Now, you know that skipping the breakfast is a big mistake. Make sure you supplement food in your system long before your lunchtime. In case you don’t eat breakfast, you will get hungry later. What’s next? You might snack on high-sugar and high-fat foods. And it’s hard to lose weight as you thought.

5 reasons to eat breakfast in the morning

To help you understand the importance of eating breakfast, I will show 5 reasons that are good for your health.

  • Protect your heart

According to a recent study, researchers pointed that those who skipped breakfast were 27% more likely to catch heart disease than those who did. Even, skipping a morning meal contributes to gain weight, leading to high cholesterol, diabetes, and blood pressure. And all these can increase your risk of heart disease.

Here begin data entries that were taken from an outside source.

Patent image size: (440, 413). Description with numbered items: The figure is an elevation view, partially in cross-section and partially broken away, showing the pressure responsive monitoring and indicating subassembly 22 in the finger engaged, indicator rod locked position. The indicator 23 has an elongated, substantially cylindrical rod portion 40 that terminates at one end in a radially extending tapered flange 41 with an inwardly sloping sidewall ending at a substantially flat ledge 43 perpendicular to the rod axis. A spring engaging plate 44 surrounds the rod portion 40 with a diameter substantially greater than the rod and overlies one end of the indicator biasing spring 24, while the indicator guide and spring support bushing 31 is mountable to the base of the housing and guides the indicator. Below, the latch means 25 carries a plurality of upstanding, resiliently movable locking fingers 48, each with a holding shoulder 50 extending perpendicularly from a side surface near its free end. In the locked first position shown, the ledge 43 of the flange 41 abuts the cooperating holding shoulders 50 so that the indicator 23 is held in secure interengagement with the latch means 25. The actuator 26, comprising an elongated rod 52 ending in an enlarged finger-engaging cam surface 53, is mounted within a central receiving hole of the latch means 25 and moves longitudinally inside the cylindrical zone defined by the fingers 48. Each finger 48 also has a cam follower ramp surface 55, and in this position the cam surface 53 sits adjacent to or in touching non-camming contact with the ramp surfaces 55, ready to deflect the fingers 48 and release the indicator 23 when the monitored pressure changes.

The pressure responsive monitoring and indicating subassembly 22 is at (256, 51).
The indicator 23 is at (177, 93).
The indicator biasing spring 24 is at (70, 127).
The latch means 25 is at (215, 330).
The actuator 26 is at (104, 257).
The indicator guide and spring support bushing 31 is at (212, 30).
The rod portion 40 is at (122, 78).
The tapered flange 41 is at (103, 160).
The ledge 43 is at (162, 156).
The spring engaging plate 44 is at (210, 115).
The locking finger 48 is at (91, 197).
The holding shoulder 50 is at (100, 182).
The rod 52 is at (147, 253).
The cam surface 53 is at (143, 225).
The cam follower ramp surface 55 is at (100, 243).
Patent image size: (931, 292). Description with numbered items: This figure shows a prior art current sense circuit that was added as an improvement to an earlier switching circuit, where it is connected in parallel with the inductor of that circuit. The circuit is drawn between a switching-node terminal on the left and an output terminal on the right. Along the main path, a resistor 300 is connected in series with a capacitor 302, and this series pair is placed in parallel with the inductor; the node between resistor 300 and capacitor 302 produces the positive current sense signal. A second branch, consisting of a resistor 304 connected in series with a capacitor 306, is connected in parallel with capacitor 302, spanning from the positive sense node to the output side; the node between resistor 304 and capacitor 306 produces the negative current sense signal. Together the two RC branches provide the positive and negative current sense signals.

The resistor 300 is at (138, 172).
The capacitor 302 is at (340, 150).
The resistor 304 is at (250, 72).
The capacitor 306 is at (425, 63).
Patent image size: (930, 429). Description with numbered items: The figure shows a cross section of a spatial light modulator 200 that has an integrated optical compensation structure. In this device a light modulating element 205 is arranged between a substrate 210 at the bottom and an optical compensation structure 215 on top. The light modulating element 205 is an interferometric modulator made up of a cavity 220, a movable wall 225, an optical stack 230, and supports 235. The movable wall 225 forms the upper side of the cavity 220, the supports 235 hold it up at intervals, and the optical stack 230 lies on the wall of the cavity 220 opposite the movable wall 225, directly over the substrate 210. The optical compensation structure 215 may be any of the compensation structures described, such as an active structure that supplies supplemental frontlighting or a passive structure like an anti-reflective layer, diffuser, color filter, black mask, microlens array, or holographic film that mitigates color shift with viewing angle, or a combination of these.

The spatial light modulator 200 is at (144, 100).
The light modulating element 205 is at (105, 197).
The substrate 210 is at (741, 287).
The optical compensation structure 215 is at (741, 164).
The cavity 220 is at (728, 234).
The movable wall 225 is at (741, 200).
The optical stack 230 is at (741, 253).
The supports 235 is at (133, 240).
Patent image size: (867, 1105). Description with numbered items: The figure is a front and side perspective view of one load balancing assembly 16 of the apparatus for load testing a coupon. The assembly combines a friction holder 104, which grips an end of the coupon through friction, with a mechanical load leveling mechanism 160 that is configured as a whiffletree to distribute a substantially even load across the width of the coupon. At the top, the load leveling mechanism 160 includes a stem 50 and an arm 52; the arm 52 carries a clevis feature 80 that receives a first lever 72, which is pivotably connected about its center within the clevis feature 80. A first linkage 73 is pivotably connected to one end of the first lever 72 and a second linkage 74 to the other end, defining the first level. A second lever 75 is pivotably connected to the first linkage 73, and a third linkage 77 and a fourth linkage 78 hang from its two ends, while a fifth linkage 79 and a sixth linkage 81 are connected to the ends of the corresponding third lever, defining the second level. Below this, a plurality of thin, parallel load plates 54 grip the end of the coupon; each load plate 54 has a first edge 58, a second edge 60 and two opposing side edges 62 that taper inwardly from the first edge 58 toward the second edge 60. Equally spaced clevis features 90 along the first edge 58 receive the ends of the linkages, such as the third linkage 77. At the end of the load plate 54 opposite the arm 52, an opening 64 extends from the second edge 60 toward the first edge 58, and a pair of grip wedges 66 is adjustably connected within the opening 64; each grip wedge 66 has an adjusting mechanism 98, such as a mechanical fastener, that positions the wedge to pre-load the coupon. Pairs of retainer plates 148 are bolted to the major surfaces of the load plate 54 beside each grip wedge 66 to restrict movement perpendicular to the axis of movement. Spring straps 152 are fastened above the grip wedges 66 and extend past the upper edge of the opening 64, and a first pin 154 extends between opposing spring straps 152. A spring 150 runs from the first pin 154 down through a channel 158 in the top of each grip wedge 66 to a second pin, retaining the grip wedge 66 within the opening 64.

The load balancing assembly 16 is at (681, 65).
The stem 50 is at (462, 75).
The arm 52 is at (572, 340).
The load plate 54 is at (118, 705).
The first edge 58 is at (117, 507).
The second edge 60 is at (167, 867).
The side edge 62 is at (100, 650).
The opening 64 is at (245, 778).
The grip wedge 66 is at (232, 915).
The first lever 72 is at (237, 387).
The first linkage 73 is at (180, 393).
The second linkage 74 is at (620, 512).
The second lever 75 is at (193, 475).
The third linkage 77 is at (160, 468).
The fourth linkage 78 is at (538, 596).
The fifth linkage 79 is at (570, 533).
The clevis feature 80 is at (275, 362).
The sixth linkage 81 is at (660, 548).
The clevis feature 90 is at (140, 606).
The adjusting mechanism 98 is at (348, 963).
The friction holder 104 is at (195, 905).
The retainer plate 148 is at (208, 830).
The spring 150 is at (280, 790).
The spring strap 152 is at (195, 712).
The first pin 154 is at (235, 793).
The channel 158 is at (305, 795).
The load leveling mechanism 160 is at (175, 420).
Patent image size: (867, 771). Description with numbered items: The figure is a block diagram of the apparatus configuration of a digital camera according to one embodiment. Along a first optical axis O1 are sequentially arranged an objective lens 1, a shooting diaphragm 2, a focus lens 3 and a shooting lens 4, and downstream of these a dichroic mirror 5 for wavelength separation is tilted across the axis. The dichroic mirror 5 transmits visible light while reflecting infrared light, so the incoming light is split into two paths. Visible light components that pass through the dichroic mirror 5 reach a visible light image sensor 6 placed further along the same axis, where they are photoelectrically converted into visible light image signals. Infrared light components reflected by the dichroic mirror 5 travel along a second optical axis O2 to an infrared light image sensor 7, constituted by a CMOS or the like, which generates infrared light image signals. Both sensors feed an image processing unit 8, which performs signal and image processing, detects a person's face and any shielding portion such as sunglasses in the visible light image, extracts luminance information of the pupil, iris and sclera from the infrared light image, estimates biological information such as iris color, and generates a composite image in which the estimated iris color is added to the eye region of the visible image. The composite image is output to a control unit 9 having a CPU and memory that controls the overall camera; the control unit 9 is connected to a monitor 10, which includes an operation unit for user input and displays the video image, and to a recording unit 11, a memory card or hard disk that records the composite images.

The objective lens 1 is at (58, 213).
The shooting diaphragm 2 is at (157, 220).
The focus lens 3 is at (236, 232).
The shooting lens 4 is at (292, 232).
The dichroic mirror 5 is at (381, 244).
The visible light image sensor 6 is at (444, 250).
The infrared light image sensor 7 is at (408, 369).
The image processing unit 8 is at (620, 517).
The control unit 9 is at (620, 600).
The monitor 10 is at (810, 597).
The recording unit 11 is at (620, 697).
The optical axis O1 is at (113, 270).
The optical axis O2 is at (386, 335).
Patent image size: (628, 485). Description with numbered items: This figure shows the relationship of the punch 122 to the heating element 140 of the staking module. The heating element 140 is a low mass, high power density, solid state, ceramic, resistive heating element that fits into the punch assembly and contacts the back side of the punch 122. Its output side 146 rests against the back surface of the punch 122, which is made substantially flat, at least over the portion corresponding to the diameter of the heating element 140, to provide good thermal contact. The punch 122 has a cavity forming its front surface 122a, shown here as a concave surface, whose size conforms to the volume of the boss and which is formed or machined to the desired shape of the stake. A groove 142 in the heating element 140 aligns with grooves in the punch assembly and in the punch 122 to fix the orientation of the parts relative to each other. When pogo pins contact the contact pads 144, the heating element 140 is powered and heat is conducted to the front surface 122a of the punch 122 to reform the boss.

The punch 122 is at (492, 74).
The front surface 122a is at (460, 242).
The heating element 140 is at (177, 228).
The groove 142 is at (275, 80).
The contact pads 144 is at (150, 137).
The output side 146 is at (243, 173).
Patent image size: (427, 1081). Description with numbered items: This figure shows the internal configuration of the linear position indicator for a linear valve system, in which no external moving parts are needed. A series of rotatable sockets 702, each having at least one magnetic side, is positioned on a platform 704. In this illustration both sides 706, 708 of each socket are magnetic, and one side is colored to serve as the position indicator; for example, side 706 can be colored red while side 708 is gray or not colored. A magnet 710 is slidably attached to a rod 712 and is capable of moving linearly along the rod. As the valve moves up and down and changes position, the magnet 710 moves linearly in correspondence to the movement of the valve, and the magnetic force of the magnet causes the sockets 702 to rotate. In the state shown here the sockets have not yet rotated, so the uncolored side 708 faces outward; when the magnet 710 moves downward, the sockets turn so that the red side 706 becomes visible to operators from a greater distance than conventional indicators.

  • Decrease your risk of Type 2 Diabetes

Eating breakfast helps you prevent wavering glucose levels that can lead to diabetes. Another study of about 30,000 men found that not eating the morning meal increases their risk by 21%.

To women who are under age 65, they are 28% more likely to catch diabetes than those who eat breakfast regularly. In addition, women who work a full-time job have a higher risk than those who work part-time because the job stress might be the leading cause to increase glucose levels.

  • Get you moving

People who ate breakfast were more active during the morning than those who didn’t, according to a study in the American Journal of Clinical Nutrition. It’s because a temporary rise in blood sugar gives them more energy. Wonderfully, if you don’t skip the meal, you will consume more calories and lose weight effectively than the breakfast skippers.

  • Get a mental edge

Eating breakfast every morning helps to enhance attention, memory, creativity, reasoning, verbal abilities, learning, and the speed of processing information. Scientists at an Italian university showed 15 studies and discovered some facts that these benefits might be a function of the steady glucose levels that breakfast gives.

  • Lower your risk of obesity

From the beginning, having a regular breakfast helps to keep you from gaining weight. And this leads to a reduced risk of obesity. Just note that staying hungry doesn’t make you lose weight. Eating healthy is better.

Choose and eat protein at breakfast

Since breakfast is so important, you cannot ignore it. However, what should you eat to recharge the energy?


The answer is protein. In a 2015 study, a 35-gram high-protein breakfast leads to loading fewer calories in the rest of the day, guarantees the stable level of glucose and decreases hunger. Besides, it resulted in less weight gain over time.

Another study pointed that consuming a high-protein meal in the breakfast stopped cravings later in the day. On the other hand, peoplein the study who chosen against eating breakfast were discovered to get heightened cravings.

However, in case you don’t have enough time to prepare a lavish breakfast, here are some healthy and nutritious foods for you.

  • Grab a fruit such as pears, bananas or apples if you are truly short on time.
  • Or you can drink a glass of milk.
  • Coat a light layer of butter on a whole-wheat toast to supplement a little fat for your body.
  • While taking a shower, try to boil an egg so that you can enjoy it after that.
  • In addition, you can make other dishes such as scrambled eggs since cooking with eggs doesn’t take too much time.
  • If you want to drink fruit juice, try to squeeze a glass of fresh orange instead of going for packaged juices.
  • Cooking oats are nutritious and can keep you full until lunchtime.
  • Yogurt smoothies are also good for a quick breakfast. Just put some mango, berries or banana in a blender together with some low-fat yogurt. And then enjoy your healthy drink.


Stop complaining that you don’t have enough time to eat breakfast. Let’s kick-start your day with a healthy meal after waking up! Relying on that, you will have more energy to work. Also, bear in mind that breakfast is a great occasion to eat together as a family. Try to create this good habit in every morning and maintain it throughout your life.